I'd like to read in a file with comma-separated values, and count the frequencies of these values (which are in a range of 0 .. 8 inclusive):
1,1,1,1,1,2,0,0,0,0,0,1,2,3,4,7,7,8,0,0,0
This code works:
with open("data.txt") as file:
l = [int(s) for s in file.readline().strip().split(",")]
a1 = [l.count(i) for i in range(9)]
print(a1)
First I read the file, split it by commas, and convert the string input in integers, collecting everything in the list l
. However, combining the same two assignments into a single one breaks:
with open("data.txt") as file:
a2 = [[int(s) for s in file.readline().strip().split(",")].count(i) for i in range(9)]
print(a2)
$ python -i aa.py # both snippets from above in one file
[0, 162, 36, 27, 47, 28, 0, 0, 0]
Traceback (most recent call last):
File "aa.py", line 7, in <module>
a2 = [([int(s) for s in file.readline().strip().split(",")].count(i)) for i in range(9)]

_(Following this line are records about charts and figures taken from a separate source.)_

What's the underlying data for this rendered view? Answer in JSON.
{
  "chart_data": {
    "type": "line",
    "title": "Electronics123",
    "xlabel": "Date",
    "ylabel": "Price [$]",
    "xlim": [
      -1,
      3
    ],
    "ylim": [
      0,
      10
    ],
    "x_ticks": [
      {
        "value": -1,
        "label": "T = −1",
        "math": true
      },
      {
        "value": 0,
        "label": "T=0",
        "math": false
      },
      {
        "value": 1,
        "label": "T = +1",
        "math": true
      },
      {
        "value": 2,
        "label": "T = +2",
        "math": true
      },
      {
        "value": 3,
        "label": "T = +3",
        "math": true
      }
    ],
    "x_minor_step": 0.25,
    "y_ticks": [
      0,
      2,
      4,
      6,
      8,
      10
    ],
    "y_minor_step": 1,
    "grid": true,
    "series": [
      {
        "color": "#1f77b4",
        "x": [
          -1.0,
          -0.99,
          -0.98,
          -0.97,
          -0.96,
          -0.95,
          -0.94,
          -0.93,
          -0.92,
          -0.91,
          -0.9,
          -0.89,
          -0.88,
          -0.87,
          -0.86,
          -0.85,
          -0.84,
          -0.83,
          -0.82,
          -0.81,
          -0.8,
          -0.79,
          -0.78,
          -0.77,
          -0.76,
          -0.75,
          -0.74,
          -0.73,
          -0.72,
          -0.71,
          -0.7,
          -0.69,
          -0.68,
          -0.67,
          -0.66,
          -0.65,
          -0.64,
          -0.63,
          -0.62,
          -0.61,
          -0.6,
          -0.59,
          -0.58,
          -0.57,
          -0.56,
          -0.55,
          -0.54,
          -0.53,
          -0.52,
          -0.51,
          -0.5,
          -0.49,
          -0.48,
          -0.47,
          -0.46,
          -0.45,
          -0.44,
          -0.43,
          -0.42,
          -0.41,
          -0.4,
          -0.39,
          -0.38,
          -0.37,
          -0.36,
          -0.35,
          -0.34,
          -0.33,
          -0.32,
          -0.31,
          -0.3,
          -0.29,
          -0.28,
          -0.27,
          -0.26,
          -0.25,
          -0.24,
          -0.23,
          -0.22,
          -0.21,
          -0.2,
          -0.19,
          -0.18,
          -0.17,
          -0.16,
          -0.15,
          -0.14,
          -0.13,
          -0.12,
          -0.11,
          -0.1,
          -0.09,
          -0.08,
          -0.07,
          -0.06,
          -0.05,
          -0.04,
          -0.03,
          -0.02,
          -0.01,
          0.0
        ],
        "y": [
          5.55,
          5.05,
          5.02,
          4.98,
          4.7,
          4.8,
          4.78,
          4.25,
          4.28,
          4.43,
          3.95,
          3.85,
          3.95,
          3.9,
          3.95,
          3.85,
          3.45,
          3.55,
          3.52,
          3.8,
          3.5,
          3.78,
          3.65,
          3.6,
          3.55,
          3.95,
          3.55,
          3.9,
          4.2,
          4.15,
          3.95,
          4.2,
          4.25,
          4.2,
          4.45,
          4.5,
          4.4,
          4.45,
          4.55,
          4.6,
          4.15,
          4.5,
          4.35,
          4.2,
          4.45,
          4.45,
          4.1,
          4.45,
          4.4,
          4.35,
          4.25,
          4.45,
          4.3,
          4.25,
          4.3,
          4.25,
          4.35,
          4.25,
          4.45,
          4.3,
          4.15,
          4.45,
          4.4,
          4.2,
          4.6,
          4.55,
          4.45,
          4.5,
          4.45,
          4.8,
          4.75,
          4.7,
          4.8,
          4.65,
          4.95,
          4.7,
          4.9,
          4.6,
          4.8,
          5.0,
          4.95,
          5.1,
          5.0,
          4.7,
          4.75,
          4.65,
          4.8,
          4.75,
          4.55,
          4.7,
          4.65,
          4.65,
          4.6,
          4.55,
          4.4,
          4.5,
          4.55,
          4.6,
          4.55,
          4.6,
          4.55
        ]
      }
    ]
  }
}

File "aa.py", line 7, in <listcomp>
a2 = [([int(s) for s in file.readline().strip().split(",")].count(i)) for i in range(9)]
File "aa.py", line 7, in <listcomp>
a2 = [([int(s) for s in file.readline().strip().split(",")].count(i)) for i in range(9)]
ValueError: invalid literal for int() with base 10: ''
P.S.: I am aware that I might use collections.Counter
and that strip()
might not be necessary here, but that doesn't explain why I can't combine the two assignments into one.